The meeting, at the Voorhees Town Center, was the first that residents could recall with representatives of both the EPA and Sherwin-Williams.
"We have some things to explore now that, frankly, I haven't contemplated before," John Prince, an EPA Region 2 manager, said in an interview later.
Possible remedial actions mentioned at the meeting included partial dredging and a pilot program of a process called in situ stabilization proposed several months ago by engineers working with Rutgers University.
In the latter, a cementlike material would be introduced into the layer of contaminated lake sediment. The contaminated layer would be contained in the material and then shipped away.
Such interim steps, residents believe, would deepen the lake and keep it alive until the EPA cleans it up.

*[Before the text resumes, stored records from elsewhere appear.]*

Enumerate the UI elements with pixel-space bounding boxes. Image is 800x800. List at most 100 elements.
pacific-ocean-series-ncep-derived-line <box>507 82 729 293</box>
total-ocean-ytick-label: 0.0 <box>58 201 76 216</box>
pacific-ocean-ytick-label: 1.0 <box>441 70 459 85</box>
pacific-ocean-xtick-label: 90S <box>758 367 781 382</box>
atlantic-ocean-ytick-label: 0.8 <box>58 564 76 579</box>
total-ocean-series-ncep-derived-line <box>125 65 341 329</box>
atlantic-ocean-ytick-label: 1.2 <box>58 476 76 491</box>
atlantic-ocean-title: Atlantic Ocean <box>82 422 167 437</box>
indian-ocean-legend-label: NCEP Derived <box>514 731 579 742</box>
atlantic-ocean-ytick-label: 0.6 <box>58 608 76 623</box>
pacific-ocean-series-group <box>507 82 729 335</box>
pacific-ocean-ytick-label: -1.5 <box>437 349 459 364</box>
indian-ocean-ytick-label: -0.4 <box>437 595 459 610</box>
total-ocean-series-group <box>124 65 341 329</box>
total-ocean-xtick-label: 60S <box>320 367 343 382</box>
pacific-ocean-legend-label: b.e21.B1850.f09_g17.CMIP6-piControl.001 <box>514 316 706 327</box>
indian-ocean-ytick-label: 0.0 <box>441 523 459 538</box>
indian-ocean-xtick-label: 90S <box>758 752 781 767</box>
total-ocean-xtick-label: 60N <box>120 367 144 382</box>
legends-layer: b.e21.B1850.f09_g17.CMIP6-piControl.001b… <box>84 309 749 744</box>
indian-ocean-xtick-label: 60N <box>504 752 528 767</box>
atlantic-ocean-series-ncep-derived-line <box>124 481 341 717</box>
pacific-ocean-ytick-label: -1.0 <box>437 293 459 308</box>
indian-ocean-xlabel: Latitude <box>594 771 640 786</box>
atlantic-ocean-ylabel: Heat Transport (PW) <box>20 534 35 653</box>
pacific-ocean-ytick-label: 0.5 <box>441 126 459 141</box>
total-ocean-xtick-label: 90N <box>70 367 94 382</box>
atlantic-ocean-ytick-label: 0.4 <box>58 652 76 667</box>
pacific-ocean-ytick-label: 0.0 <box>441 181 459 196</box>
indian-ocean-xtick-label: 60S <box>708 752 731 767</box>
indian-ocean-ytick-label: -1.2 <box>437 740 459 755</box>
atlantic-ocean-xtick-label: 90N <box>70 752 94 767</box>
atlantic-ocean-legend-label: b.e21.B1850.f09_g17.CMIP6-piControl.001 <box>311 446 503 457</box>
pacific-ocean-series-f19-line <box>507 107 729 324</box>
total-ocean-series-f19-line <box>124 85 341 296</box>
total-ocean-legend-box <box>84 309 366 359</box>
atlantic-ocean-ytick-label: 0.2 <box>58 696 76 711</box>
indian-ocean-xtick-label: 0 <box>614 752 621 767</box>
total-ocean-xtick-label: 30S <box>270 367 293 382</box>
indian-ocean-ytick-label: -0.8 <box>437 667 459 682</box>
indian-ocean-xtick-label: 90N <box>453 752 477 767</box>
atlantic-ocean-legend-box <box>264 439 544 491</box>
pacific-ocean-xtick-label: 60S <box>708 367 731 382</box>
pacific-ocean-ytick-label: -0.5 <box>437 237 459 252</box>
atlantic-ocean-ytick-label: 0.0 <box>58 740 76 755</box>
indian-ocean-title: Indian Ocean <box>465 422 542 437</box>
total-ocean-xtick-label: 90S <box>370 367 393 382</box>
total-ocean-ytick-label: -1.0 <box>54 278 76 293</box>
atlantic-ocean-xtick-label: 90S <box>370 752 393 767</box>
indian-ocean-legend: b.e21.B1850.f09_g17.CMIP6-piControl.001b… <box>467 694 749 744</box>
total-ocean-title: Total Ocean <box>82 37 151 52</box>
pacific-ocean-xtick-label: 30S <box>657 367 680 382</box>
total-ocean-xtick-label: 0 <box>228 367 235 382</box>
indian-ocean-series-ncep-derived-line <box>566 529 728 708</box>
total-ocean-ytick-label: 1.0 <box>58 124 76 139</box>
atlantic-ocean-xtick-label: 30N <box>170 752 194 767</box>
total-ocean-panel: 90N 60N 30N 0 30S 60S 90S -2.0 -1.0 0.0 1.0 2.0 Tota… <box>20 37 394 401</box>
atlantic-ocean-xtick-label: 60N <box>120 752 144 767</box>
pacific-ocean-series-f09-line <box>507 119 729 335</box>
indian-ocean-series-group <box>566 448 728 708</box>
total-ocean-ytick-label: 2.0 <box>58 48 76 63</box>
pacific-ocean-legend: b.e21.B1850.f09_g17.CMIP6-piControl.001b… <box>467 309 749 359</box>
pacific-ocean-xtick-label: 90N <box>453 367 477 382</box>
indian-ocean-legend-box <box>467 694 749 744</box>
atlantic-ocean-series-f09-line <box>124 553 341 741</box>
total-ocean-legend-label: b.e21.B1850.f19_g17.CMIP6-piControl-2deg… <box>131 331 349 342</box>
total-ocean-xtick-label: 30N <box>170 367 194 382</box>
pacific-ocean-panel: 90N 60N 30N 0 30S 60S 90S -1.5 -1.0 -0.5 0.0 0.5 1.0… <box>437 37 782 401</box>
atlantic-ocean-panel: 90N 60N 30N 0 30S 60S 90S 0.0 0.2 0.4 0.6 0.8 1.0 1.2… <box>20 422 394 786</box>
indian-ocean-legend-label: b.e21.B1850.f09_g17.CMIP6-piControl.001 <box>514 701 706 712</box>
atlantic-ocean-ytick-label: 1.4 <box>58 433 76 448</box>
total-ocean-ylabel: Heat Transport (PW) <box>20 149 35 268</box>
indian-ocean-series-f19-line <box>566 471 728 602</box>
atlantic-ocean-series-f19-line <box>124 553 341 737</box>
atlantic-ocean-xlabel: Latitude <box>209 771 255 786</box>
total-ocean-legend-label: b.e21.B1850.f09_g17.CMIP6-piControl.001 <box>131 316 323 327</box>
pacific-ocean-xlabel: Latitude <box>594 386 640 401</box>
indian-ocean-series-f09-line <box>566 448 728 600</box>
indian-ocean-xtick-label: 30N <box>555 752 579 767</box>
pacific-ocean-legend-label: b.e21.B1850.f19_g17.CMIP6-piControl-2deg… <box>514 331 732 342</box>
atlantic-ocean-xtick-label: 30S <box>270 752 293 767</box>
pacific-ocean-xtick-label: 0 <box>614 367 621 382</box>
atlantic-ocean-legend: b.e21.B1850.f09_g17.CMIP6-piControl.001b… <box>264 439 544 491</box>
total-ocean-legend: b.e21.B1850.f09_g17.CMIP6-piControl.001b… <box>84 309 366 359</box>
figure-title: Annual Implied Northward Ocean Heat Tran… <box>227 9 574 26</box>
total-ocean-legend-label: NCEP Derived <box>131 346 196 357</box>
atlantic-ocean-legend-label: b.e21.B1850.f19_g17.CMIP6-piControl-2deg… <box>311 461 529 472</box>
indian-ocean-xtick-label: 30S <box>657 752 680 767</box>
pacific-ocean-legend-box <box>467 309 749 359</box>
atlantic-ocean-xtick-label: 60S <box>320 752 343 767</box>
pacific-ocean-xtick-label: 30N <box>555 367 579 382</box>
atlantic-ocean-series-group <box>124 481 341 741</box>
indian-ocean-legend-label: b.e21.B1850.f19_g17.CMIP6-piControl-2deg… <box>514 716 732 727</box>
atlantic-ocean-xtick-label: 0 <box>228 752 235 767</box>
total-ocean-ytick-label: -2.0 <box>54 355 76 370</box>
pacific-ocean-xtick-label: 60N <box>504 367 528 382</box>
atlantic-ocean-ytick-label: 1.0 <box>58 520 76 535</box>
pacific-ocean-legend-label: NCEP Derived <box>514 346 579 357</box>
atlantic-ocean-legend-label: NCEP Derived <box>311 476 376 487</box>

"I'm extremely optimistic," said Alice Johnston of Voorhees, the Kirkwood neighbor who has been leading the fight. "It's a major breakthrough that they're thinking along these lines."
County Freeholder Jeff Nash, who has been advocating for the residents, agreed that what they were hearing was new.
"What's exciting is now the discussion can begin," Nash said. "Before, there was no discussion."
If the EPA eventually approves of interim action at the lake, that doesn't mean the agency will pay for it.
For that to happen, a risk to human health or the environment would have to be shown, according to EPA officials, and they doubted that would be the case.
Possible funders could include the county or Sherwin-Williams.
At the meeting, a Sherwin-Williams representative expressed willingness to work toward solutions on the overall site, which includes parts of Gibbsboro.
Asked Friday about possibly funding the interim work, Sherwin-Williams spokesman Mike Conway said the company was "willing to consider the ideas from the community. We will explore possible options by sitting down with other tech experts from the county, the state, and EPA."
At the meeting, the EPA representatives said they had identified 40 residential properties, many in the vicinity of the lake, for which they proposed remedial action, including removing soil containing materials such as lead and arsenic.
A remediation plan could be ready some time in the summer and work on some of the properties could start next year. The EPA has said the residents, including those by the lake, were not believed to have any immediate health risks from the contamination.
Residents were divided on the EPA proposal, with some reluctant to have the agency work on their properties, but all of the homeowners who spoke made it clear they wanted something done about Kirkwood Lake as soon as possible.
Ed Kelleher of Voorhees, a Kirkwood neighbor who spoke at the meeting, said he just wanted to be able to fish at the lake with his young son, but he said the big cleanup might not happen for 15 years.
"In 15 years, my 3-year-old grandson is off to college," Kelleher said.